On the licensing front, food and flavor brands are increasingly making their way into this space, mostly (but not all) for short-term initiatives. Here are some of the companies that have produced licensed and collaborative offerings around the world:
- Hismile is the leader in pairing toothpaste with food and other flavor-based IPs. In 2025, the Australian-headquartered company’s notable releases with food brands have included KFC and Lucky Charms toothpastes, announced in April and July, respectively; it has also paired with a variety of candy brands, including Chupa Chups, Nerds, and Wonka Chocolate. Its non-licensed range includes flavors such as blue raspberry, pink lemonade, cotton candy, gummy worm, salted caramel pretzel, and more.
- In March of this year, Moon Oral Beauty partnered with the Sprinkles bakery chain for a promotion to mark Sprinkles’ 20th and Moon’s sixth anniversaries. The initiative included a birthday-cake flavored toothpaste and an electric toothbrush with a cupcake-sprinkles pattern on the handle, both available at retailers including Ulta, Nordstrom, and Amazon for a limited time. A custom Moon-branded cupcake was also sold in Sprinkles’ 25 bakeries, where shoppers received a trial-size sample of the toothpaste with any purchase.
- Mindful oral-care company Boka, which offers varieties such as watermelon mint and orange cream, partnered with Grillo’s Pickles for a limited-edition cucumber-dill flavored toothpaste. The product, which some reviewers described as having a light briny-tangy-sweet taste, was sold through the Boka website in a National Pickle Day promotion in November 2024.
- Marvis collaborates with Amarelli Licorice on a toothpaste available in full, travel, and trial sizes. The offering, which combines the flavor of the beloved licorice that Amarelli has been producing since 1731 with mint, sits alongside ginger, cinnamon, jasmine, and others as a permanent flavor in Marvis’ line. Marvis is a brand of the Ludovico Martelli company; both Marvis and Amarelli are based in Italy.

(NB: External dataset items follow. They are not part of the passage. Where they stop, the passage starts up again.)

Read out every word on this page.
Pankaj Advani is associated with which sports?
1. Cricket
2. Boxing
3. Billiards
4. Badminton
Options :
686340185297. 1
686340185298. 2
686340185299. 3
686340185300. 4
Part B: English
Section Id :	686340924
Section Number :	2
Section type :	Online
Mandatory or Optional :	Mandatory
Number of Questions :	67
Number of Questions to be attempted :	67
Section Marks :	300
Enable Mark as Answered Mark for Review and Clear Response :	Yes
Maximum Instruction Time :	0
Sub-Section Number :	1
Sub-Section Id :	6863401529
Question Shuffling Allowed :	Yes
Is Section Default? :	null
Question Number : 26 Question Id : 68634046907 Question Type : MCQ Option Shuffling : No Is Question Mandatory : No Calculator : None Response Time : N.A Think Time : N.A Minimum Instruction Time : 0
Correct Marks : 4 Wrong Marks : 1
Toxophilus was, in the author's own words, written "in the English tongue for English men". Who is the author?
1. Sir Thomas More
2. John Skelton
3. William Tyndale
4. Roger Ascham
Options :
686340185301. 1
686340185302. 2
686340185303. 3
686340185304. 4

- Aekyung Industrial’s 2080 toothpaste, based in South Korea, paired with two food brands in the early 2020s. With Ottogi, an instant curry brand, it released a yellow-hued toothpaste containing turmeric extract that gave the mint base a subtle curry scent and lent anti-inflammatory properties to the product. Separately, with Samyang Foods and its Buldak Ramen brand, it produced a spicy chicken noodle-flavored Hochi toothpaste, named for Buldak’s cartoon mascot. While the products were initially popular, they ran into trouble with regulators who felt consumers would confuse them with actual food and were taken off the market after a run of a couple of years.
- Japan’s Lion brand offered limited-edition flavored toothpastes annually for close to a decade, starting back in 2012, in partnership with Akagi Nyugyo and its Gari-Gari-kun ice-pop brand. The annual releases included toothpaste in flavors such as cola and “soda,” as well as complementary items such as cola-flavored dental floss.
Some licensed toothpastes tied to character/entertainment properties also feature unusual flavors. Hismile has released toothpastes that bring fictional flavors to life, including Simpsons-licensed Purple Squishee and Smurfs-licensed Smurfberry, both released this year, as well as a coconut cake-flavored Lilo & Stitch offering that is not tied to a specific in-world product but reflects the Hawaiian culture and foods depicted in the films. Hismile also launched a Miffy toothpaste in sweet apple flavor. Meanwhile, Moon Oral Beauty’s collaboration with Hello Kitty, announced last month, centered on peppermint and hot chocolate-flavored toothpaste and whitening kits.